I let the words sit. They sound nice. Safe. True. But still, something nags.

“I asked you why you couldn’t move in with me,” I say. “And you dodged it. Like I’d asked you to give up a limb.”

He sighs. “Yeah. I didn’t handle that well.”

“Why did it freak you out?”

He goes quiet for a long beat.

“Because your place feels like your sanctuary. It’s got rules and vibes and candles that cost more than my trainers.

And mine’s... well, it’s rough around the edges, but it’s the first place that felt like home since I left my mum’s.

It’s messy, yeah, but it’s mine. And the thought of not coming back to it kind of rattled me. ”

I soften. “So you get it.”

“Course I do.” His voice is rougher now. “I get not wanting to give up space that feels safe. I just didn’t know how to say it without sounding like a prat.”

“You didn’t.

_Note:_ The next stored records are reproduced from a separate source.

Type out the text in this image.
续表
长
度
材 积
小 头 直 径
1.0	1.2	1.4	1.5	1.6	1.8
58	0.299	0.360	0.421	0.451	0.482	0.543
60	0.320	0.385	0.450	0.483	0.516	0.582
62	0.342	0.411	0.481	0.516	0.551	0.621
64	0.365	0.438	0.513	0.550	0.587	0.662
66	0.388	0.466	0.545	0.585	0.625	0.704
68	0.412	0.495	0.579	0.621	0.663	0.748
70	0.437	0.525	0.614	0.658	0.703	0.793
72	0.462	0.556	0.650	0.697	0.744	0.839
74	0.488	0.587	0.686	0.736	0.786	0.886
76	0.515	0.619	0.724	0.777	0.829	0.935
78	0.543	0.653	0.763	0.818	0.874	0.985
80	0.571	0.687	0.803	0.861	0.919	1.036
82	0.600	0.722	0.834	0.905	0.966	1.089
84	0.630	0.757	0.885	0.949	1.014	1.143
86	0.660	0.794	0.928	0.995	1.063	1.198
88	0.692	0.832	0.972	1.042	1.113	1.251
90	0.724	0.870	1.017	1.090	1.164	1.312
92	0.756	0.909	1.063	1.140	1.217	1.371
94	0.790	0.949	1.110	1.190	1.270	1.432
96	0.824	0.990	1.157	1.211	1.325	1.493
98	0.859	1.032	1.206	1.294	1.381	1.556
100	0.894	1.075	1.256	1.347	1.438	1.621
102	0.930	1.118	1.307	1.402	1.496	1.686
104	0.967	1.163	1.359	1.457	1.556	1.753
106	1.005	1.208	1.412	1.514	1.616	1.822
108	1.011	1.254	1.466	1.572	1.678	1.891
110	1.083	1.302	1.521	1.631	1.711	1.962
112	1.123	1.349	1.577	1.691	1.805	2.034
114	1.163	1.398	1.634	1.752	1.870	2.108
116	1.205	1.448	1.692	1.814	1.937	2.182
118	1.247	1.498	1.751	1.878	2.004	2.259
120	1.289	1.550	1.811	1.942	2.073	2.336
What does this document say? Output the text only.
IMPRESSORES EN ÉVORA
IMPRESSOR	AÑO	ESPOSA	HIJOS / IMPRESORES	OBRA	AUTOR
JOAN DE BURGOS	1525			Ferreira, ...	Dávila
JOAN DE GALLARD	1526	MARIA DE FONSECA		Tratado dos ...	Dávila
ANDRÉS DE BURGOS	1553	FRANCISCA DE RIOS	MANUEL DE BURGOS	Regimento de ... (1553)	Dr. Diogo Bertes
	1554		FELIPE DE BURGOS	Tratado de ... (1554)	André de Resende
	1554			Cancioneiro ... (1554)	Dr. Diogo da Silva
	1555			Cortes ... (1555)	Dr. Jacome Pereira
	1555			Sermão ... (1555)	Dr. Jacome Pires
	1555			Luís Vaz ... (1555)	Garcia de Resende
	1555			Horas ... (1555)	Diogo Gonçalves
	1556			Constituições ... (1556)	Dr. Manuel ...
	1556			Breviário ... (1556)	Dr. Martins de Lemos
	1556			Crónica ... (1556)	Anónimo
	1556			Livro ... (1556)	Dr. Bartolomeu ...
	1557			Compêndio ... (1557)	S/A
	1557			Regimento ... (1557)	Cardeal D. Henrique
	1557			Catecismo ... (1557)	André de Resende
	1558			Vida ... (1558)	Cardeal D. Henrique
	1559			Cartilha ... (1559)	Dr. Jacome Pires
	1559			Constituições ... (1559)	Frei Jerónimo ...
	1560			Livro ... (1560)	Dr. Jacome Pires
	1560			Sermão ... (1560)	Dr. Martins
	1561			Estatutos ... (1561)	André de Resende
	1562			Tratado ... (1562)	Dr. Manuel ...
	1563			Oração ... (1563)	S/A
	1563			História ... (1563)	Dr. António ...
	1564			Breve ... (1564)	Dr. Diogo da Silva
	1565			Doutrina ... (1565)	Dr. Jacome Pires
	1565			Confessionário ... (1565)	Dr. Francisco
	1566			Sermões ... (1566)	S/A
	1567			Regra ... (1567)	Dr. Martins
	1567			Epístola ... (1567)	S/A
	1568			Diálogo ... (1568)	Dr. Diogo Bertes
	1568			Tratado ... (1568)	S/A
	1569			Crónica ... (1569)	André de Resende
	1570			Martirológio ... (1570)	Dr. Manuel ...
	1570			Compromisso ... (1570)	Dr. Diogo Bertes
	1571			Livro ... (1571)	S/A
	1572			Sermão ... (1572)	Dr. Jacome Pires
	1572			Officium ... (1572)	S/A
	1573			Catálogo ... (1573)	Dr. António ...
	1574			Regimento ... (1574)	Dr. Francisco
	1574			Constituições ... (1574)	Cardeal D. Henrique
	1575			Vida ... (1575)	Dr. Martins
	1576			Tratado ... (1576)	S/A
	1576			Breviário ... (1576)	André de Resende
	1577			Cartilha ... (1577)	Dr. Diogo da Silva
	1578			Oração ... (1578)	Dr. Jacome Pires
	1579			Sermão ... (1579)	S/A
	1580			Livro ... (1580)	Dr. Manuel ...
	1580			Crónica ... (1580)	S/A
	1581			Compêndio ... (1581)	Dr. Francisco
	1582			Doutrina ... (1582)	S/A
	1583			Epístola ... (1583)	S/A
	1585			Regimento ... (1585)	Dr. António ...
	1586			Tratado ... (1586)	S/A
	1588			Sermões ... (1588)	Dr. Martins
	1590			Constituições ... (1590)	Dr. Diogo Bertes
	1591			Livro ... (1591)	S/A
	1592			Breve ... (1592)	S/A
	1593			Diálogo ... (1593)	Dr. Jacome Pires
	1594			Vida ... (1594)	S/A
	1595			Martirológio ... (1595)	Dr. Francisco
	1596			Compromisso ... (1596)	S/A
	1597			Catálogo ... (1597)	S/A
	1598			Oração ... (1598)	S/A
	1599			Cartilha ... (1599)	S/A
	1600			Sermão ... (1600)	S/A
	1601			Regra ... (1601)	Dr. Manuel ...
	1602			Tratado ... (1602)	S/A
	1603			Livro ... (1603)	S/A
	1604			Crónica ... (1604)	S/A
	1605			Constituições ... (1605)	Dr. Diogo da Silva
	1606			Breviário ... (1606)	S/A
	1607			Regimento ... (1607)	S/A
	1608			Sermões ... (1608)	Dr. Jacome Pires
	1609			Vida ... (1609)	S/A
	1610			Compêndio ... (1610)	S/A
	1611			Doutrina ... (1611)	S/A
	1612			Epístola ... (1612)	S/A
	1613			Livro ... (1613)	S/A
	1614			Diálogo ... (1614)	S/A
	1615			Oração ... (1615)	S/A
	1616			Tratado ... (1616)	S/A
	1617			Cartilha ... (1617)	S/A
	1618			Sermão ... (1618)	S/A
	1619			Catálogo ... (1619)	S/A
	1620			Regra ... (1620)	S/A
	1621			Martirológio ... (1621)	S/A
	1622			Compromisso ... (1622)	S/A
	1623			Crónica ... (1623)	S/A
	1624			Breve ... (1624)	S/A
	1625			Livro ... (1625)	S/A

Not now.”

Silence stretches for a second, then he asks, “Do you want me to come over?”

I do. More than I want to admit. But I shake my head.

“Not yet. I think I need to sit with this. But thank you for listening. For not bulldozing me with what you want.”

“You never have to thank me for that,” he says, like it’s obvious. “Sophie, I love you. That means making space for your fears too.”

I press a hand to my chest. “I love you, too.”

Then, quieter I say, “Let’s find somewhere new. Together. Not your place. Not mine. Something else. Something that starts from scratch.”

He exhales, and it sounds like relief. “Yeah. I’d like that.”

“Good.” I smile into the phone. “And if you leave your socks on the floor in the new place, I will throw them out the window.”

“Babe, that’s fair.”

We hang up with soft goodnights and a sense of something clicking into place.

Not a final answer. But a first step.

And maybe, that’s all love really is; choosing each other, one small, honest step at a time.